Video
Annette Hood, PharmD, BCACP, discusses the role of special pharmacy programs to manage the administration of oral chemotherapy and PARP inhibitors, and emphasizes the impact medication assistance technicians have on mitigating treatment costs for patients.
Maurie Markman, MD: You commented on the differences here in the toxicity. Again, it brings up thinking about this critical role for the pharmacist, the clinical pharmacist. How again, specifically for these drugs, would you say, and even the conversation we’re having right now, what would the role of pharmacists be in potentially helping the doctors or directly the patients and their families in making some of these decisions?
Annette Hood, PharmD, BCACP: Well, I wanted to tell you about our wonderful specialty pharmacy program that we have. You think of traditional intravenous [IV] chemotherapies where in our intuition, the pharmacist does review the orders for dose reductions and appropriateness of the regimen itself. But when you think of an oral drug, usually the provider gives the prescription, hard copy, to the patient, or they call in the prescription or e-prescribe it. And in terms of the pharmacist who works in the clinic, it kind of skips over the pharmacist. We don’t really see that part because the patient is on an oral therapy and not an IV therapy that goes through us.
In our institution, any oral chemotherapy order gets entered just as a traditional IV chemotherapy, and it sends a flag to the clinical pharmacist to actually review for appropriateness, review for dosing. And it cannot be released through the specialty pharmacy until the clinic pharmacist has actually reviewed and given the OK to proceed. I think that’s a very unique program that we have. In addition, our specialty pharmacy has medication assistance technicians who help with drug costs. Any drug that has a co-pay of $50 or higher, we have technicians who will work and try to find all different ways to get assistance for these patients, either through the pharmaceutical company or through any grant programs or anything. Even if a patient does not fill through our specialty pharmacy and transfers out to their specialty pharmacy, we still do that service for our patients.
And then finally, something that we do is our specialty pharmacist will actually do follow-up phone calls. Within the first month we call the patient at least twice, and we try to assess toxicity, and we’ll report any toxicities to the providers to make them aware, and we’ll also try to assess for compliance as well.
Michael Birrer, MD, PhD: It’s a little bit of a difference in the number of co-pays if you need to reduce the dose because, as you know, 1 of the PARPs [poly ADP ribose polymerase inhibitors] is 3 tabs and it’s once a day, and that makes that a little easier. But I don’t know, Wendel, have you experienced that at all?

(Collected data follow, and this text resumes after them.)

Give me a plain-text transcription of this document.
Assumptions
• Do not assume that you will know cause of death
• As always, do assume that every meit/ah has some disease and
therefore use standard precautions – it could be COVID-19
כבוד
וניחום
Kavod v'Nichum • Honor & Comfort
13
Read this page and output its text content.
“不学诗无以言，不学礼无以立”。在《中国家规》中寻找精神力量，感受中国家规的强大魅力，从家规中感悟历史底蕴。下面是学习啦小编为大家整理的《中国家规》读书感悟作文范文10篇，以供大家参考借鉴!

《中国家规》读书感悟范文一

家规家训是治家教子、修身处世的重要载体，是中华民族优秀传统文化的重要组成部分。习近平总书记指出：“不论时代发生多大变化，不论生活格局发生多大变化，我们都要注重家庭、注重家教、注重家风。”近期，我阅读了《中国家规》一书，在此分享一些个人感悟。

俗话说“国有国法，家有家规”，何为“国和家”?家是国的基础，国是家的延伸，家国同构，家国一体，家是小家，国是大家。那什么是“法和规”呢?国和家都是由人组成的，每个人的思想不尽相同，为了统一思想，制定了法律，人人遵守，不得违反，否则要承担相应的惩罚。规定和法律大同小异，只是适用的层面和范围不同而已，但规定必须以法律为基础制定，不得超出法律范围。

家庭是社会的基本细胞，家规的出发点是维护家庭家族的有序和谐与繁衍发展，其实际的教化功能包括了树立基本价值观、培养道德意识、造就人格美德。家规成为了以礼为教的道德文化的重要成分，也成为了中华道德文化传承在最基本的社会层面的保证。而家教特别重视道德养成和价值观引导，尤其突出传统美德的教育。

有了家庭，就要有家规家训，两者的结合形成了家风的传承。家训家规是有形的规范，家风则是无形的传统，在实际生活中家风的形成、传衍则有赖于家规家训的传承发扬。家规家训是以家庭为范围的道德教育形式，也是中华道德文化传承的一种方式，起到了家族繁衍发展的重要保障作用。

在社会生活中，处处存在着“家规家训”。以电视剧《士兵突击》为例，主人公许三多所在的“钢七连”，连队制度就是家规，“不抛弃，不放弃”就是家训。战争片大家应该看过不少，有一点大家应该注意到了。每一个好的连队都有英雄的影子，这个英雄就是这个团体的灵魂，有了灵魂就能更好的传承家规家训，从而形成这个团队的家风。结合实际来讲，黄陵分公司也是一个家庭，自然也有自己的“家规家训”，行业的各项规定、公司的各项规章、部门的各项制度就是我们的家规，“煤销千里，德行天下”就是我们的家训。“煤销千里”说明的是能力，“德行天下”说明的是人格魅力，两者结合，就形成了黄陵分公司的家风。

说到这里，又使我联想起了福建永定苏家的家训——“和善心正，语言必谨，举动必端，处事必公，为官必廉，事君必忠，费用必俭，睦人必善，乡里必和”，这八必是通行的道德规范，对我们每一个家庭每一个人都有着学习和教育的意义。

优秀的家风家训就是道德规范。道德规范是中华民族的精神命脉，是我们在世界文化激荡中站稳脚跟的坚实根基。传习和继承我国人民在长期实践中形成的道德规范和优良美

Wendel Naumann, MD: It is a problem, I know. And I try to look for dose reduction strategies off-label, dose reduction strategies that don’t require a new prescription.
Michael Birrer, MD, PhD: You just break the tab in half. No.
Maurie Markman, MD: But again, this is just an example of the importance of the role of the pharmacist, because the doctors write a prescription, and that often is the last they know of it or think about it until there’s a problem. And this becomes incredibly important.